Small and medium sized businesses have every reason to be concerned about their prospects in the run-up to this year's Budget, Opposition Leader Jenny Shipley said during a pre-Budget speech in Auckland this morning.

"The Labour-Alliance Government's policies have provided little relief to business, and all of the signs are the Budget will do nothing to change that. International confidence and economic performance are steadily declining and forecast growth rates are being revised downwards.

"Householders are faring little better, with the latest annual Food Price Index showing a 6 percent rise in costs, the highest since 1991. Consumers are clearly losing spending power and confidence, as they come under real pressure.

"The Government's approach is ankle-tapping New Zealand. There are major issues which New Zealand businesses should be deeply concerned about:

* The Government's failure to expose the Budget blowout until the last moment has created a real sense of disquiet about their ability to manage the economy.

* The Government's pro-development rhetoric has failed to materialise, with no advances made on the Resource Management Act. On the contrary, the Minister of Conservation is now interfering in a major development on the Coromandel.

* Their Budget, even with its blowout, is under high fiscal pressure. This was evidenced by the Government's inability to front up with $14 million to remove the inequity they created over Community Services Card entitlement for low-income workers. A further example is their confused stance on paid parental leave, which despite Laila Harre's rhetoric is nowhere near being resolved.

* The Government is effectively allowing Michael Cullen to cheat on his Budget figures.
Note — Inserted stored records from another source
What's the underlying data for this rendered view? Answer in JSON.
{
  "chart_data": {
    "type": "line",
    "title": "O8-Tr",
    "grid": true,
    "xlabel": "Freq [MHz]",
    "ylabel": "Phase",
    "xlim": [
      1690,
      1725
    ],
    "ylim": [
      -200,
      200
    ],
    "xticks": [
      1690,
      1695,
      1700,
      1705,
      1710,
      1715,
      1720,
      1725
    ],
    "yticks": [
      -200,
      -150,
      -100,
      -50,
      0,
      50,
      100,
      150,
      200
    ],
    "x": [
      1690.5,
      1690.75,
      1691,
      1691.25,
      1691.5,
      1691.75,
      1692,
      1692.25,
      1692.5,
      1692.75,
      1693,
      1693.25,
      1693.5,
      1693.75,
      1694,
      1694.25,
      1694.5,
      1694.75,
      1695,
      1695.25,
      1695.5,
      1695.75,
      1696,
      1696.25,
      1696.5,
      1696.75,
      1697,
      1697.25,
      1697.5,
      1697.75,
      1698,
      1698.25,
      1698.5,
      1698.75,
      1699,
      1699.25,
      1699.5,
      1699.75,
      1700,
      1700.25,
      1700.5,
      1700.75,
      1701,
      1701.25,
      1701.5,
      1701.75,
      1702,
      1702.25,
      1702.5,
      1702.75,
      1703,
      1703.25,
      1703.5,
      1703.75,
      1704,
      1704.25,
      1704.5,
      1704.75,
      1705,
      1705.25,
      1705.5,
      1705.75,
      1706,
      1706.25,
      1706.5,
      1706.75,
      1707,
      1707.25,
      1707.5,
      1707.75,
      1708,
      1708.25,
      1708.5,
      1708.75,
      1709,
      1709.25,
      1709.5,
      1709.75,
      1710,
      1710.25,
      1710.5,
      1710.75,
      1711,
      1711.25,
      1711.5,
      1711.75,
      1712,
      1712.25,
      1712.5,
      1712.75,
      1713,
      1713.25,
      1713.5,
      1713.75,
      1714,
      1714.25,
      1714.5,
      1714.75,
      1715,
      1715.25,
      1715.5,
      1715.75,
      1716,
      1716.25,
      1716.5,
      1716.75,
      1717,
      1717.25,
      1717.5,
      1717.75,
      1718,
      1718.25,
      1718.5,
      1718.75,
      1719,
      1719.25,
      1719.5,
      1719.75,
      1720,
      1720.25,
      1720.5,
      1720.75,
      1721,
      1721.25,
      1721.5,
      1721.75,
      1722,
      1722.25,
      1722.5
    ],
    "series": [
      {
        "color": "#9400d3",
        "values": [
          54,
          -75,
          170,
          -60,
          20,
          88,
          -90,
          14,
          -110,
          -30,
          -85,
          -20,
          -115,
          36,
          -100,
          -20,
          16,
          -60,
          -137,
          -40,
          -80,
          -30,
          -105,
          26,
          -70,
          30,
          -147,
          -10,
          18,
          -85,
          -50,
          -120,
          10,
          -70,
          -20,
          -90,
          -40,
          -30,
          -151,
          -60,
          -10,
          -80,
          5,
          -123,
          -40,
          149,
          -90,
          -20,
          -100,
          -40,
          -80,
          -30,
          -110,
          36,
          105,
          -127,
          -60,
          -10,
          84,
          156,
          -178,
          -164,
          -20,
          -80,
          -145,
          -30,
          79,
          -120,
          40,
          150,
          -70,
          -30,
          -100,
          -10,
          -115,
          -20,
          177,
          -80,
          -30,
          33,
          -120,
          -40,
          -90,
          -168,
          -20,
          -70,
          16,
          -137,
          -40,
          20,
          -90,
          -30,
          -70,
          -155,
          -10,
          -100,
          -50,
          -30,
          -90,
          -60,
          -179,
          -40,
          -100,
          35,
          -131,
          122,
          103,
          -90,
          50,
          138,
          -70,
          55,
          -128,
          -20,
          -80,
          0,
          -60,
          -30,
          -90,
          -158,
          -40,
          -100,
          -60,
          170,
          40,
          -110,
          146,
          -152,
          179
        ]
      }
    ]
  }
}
The Budget blowout will be bigger than the stated $270 million because, for example, hospitals are being allowed to slip back into deficit funding. In the short term this will be hidden as a capital item, but inevitably it will impact on operating expenditure.

* Continued uncertainty over the monster Superannuation Fund remains unaddressed, with no sign the scheme will prove either economically robust or politically durable.

"The Government has done nothing to instill confidence into those operating small and medium sized businesses. They have succeeded in raising expectations, but it seems sure those expectations will not be met," Jenny Shipley said.